Friday, 8 April 2011

LOBBY EXECUTIVE MEETING FROM 6.00 PM ON MONDAY TO SAVE OUR LIBRARIES

Brent Fightback along with library campaigners will be lobbying the Executive Meeting on Monday outside the Town Hall from 6pm. The Executive is the decision making body on library closures. The Extraordinary Council Meeting later in the week is not empowered to change Executive decisions. 

Public attendance arrangements for Monday's Executive meeting are the same as for the recent budget setting Council meeting. Admittance will be by ticket on a first come - first served basis.  Tickets will be distributed at the Town Hall door from around 6pm.  There will be 48 tickets only for the public gallery.

There is a notice on the door of the Town Hall Library saying that the library, which usually closes at 8pm on a Monday, will be closed at 5pm 'Due to the Executive Meeting'. This presumably is to avoid any repeat of the Council Meeting when protesters,  frustrated at the limitation on attendance,  circumvented security and the police by entering the Town Hall through the adjoining library.  Certainly 48 is a very small number of the public compared with the more than 9,000 who have signed petitions to keep the libraries open..
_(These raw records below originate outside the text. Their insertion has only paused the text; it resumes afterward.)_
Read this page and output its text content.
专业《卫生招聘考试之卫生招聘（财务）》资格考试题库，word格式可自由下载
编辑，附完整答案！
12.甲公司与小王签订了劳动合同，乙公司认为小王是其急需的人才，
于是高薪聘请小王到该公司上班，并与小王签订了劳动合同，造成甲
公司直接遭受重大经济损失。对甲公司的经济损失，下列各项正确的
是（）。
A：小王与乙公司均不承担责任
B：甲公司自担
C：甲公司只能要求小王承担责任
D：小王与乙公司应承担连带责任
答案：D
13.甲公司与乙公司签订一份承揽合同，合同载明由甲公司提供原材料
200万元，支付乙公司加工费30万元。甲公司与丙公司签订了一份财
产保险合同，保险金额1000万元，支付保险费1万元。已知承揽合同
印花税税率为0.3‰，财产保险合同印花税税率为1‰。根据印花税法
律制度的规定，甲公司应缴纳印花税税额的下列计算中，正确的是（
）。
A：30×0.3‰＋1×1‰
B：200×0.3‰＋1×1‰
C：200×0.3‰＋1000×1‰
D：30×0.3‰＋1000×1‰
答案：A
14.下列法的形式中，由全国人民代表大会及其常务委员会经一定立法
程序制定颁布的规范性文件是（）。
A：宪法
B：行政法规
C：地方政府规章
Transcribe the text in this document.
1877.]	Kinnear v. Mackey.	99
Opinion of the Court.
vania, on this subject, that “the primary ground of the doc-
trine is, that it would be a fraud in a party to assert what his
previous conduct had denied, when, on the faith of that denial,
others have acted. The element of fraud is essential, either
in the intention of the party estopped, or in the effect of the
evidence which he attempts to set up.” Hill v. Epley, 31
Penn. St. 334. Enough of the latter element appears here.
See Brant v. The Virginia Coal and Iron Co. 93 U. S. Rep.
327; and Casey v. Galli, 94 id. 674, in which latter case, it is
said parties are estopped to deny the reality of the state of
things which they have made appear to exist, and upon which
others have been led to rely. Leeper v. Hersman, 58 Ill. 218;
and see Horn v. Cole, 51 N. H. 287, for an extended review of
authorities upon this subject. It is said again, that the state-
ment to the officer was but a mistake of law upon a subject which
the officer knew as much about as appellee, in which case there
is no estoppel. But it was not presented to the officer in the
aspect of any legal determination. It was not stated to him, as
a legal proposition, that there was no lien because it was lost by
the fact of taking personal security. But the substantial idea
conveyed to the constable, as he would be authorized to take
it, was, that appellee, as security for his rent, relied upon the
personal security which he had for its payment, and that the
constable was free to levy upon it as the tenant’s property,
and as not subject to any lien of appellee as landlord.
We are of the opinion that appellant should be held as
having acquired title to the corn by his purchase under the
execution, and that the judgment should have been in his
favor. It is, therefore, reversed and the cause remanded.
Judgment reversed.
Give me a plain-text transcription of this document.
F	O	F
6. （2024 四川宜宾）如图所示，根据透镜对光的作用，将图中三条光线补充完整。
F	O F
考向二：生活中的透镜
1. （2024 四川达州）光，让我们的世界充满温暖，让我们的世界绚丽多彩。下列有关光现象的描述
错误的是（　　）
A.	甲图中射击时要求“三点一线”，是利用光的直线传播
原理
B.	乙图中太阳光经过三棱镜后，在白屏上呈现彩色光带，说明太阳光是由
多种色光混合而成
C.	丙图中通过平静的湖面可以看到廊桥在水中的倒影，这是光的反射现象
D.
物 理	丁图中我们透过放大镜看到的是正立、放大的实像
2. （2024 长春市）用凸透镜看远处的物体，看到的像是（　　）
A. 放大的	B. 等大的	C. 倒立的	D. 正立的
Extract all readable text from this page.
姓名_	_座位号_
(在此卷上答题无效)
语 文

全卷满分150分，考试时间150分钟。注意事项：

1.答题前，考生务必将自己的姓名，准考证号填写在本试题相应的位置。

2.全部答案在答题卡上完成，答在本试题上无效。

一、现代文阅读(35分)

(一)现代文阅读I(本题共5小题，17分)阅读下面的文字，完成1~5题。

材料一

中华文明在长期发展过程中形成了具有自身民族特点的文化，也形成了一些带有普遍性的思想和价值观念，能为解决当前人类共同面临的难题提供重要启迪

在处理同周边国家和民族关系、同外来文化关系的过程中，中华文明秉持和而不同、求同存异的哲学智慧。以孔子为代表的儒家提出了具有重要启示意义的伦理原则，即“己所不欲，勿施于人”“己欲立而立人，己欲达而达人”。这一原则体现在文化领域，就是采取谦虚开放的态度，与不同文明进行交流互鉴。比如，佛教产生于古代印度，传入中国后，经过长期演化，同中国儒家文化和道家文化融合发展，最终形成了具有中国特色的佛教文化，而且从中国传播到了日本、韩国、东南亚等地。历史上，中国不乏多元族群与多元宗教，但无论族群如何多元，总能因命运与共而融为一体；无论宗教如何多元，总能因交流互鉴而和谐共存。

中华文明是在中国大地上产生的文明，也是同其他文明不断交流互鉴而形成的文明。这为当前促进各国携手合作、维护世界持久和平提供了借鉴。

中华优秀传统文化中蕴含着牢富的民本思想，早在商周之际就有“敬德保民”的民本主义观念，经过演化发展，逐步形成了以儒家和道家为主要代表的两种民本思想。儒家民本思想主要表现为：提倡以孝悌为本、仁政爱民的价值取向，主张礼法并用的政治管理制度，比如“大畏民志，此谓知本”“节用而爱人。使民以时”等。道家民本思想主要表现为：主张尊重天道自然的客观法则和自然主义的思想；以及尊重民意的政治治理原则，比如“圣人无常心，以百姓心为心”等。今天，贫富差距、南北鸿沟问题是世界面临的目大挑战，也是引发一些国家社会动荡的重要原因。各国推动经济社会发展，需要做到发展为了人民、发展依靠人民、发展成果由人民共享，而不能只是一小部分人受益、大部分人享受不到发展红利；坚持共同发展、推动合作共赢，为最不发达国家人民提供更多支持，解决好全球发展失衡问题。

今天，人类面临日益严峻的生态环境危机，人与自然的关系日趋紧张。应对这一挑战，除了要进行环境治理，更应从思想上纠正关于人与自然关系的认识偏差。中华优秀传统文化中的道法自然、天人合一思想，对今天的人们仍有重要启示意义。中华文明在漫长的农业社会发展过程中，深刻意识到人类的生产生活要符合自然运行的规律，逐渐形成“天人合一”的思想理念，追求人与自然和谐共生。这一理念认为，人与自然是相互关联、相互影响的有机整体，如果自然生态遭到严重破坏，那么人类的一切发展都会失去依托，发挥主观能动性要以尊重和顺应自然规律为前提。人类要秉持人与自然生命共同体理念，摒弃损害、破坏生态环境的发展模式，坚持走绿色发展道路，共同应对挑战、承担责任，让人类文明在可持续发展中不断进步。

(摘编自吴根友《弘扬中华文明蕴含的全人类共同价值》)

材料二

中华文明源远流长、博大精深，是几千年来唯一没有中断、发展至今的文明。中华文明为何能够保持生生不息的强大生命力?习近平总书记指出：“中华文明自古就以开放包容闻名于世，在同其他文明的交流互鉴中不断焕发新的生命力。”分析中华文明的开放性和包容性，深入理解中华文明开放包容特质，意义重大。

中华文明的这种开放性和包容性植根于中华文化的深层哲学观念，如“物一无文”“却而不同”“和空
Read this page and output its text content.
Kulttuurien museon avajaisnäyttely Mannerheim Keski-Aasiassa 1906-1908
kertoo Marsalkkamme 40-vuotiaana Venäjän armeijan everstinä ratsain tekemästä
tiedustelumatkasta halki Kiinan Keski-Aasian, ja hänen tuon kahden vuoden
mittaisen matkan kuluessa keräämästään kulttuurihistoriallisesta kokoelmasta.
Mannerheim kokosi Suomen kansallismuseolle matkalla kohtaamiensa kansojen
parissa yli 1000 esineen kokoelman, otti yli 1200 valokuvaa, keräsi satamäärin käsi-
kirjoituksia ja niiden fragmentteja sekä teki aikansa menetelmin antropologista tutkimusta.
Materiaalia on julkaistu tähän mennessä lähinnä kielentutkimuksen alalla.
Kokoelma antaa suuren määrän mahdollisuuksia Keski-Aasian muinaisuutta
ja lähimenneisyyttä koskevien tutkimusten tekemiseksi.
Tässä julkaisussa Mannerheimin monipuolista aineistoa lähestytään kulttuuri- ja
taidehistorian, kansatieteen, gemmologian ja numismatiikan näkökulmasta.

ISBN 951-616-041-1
Both The Willesden and Brent Times and Wembley and Willesden Observer have editorials critical of Brent Council this week. The WBT says Labour councillors have 'steam-rollered' their original plans through and ignored the results of consultation. They state along similar lines that I have argued here:
As one activist said, the impression is that the council is just going through the motions rather than taking people's views into account. If the council are not careful residents will just stop engaging with them or, in their eyes, worse, take their votes elsewhere.
 The WWO says residents have never been so vocal as on the libraries issue and say it has left campaigners wondering what the point of consulting was if their views were always intended to be ignored:
It seems the protesters were unfortunately always doomed to fail in this sham of a process which has now been deemed a farce by campaign groups. Brent Council had already made up its mind when it set the budget back in February - before the consultation finished.
They call on the Executive to look beyond the closure report and:
consider the overwhelming community spirit which has united the borough in the crusade to save their beloved reading rooms...
 It is rare for our local newspapers to criticise the council in such harsh terms and great to see them making a firm stand alongside local people in the best tradition of a strong local press holding the council to account.  A huge turn-out on Monday is essential to reinforce the message: The fight for our libraries and our other services is not yet lost. The ConDem government is doing a u-turn on the NHS, Brent Council should think again.